Alcohol, however, is THE one. Alcohol is a demon. It is a thief. It will take your life. I am not completely free of the spell, but have significantly pulled away from the legal drug. Alcohol and Fear work together as business partners. Fear comes first to you at a young age. It shows you the horrors of the world, shows you what could happen if you try this or do that, and sometimes this or that does happen and not in a positive way. Then it paralyzes you and keeps you from your potential. Though personifying these things can be classified as my being a weak person, I am not going to deny I was one for a very long time. I was bullied in high school, defamed of my character, and Fear to try at anything got the best of me. It changed for a short while when I left, and those people weren’t my life anymore. When I went to a great college, I had great dreams. I spit in the face of Fear, I studied hard, did well. I thought I’d be a big time producer or magazine editor or something great by now. I became none of these things. After being fired a few times in the Big Apple, Fear came to me and said “See? I told you so…you’ll never make it, not it New York City, and not anywhere else.”

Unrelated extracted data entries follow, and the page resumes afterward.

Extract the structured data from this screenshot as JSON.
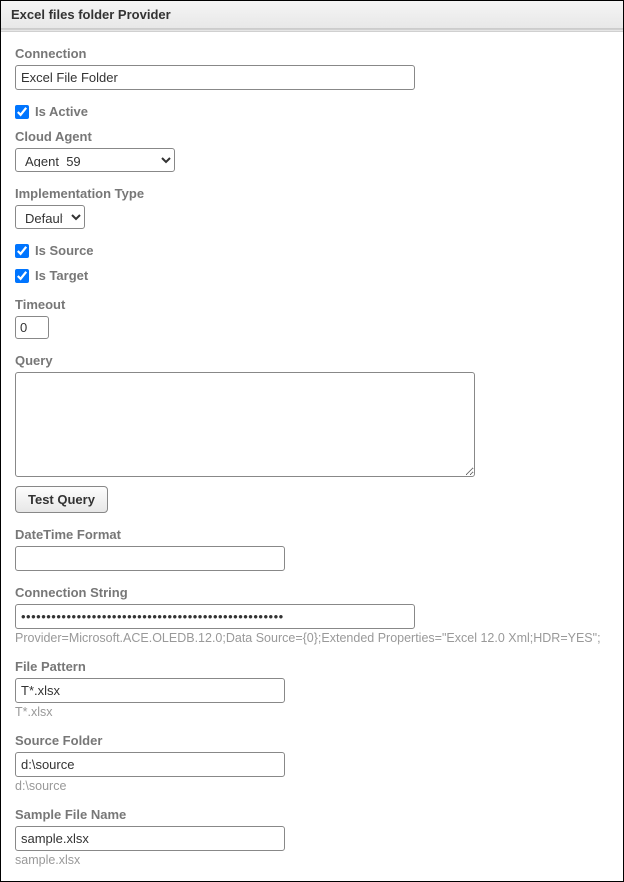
{
  "window": {
    "title": "Excel files folder Provider"
  },
  "labels": {
    "connection": "Connection",
    "is_active": "Is Active",
    "cloud_agent": "Cloud Agent",
    "implementation_type": "Implementation Type",
    "is_source": "Is Source",
    "is_target": "Is Target",
    "timeout": "Timeout",
    "query": "Query",
    "test_query": "Test Query",
    "datetime_format": "DateTime Format",
    "connection_string": "Connection String",
    "file_pattern": "File Pattern",
    "source_folder": "Source Folder",
    "sample_file_name": "Sample File Name"
  },
  "values": {
    "connection": "Excel File Folder",
    "is_active": true,
    "cloud_agent_selected": "Agent_59",
    "implementation_type_selected": "Default",
    "is_source": true,
    "is_target": true,
    "timeout": "0",
    "query": "",
    "datetime_format": "",
    "connection_string_mask": "••••••••••••••••••••••••••••••••••••••••••••••••••••",
    "connection_string_hint": "Provider=Microsoft.ACE.OLEDB.12.0;Data Source={0};Extended Properties=\"Excel 12.0 Xml;HDR=YES\";",
    "file_pattern": "T*.xlsx",
    "file_pattern_hint": "T*.xlsx",
    "source_folder": "d:\\source",
    "source_folder_hint": "d:\\source",
    "sample_file_name": "sample.xlsx",
    "sample_file_name_hint": "sample.xlsx"
  },
  "options": {
    "cloud_agent": [
      "Agent_59"
    ],
    "implementation_type": [
      "Default"
    ]
  }
}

Then Fear went to Alcohol and said,
”She’s ready for you, you can take her now.”
Alcohol came to me and introduced itself at my second job that included free happy hours. It said, “I am your friend, you will not need or feel Fear with me. I will protect you.”
Then Alcohol and I would hang out only at happy hours, then weekends. Then slowly Alcohol moved in with me. Every night.
Alcohol and Fear must have shaken hands somewhere along those years and exchanged the praise
“We got her.”
I shrunk back down to a “safe” job, where there is no room for progression, and that’s where I have been for years.
It is getting to me. Luckily. I am too old to be young and too young to be old but I can still spit in the face of those two things and be on my way.
In Maximum Voltage, Trull tells you to work with everything you’ve got. I am doing so with this blog, with the piano, and with graphic design. Perhaps Purpose will come chasing after me just like Fear and Alcohol did. And Purpose will say, “I found you, now you and I can work together.”
Fear does now work with Procrastination a little bit. I am afraid to get started on these projects. Afraid of failure, or whatever. But I do it anyway.
If you are lost, searching for answers, it’s best to be engaging in inspirational books like this and surround yourself with positive things. Good luck out there.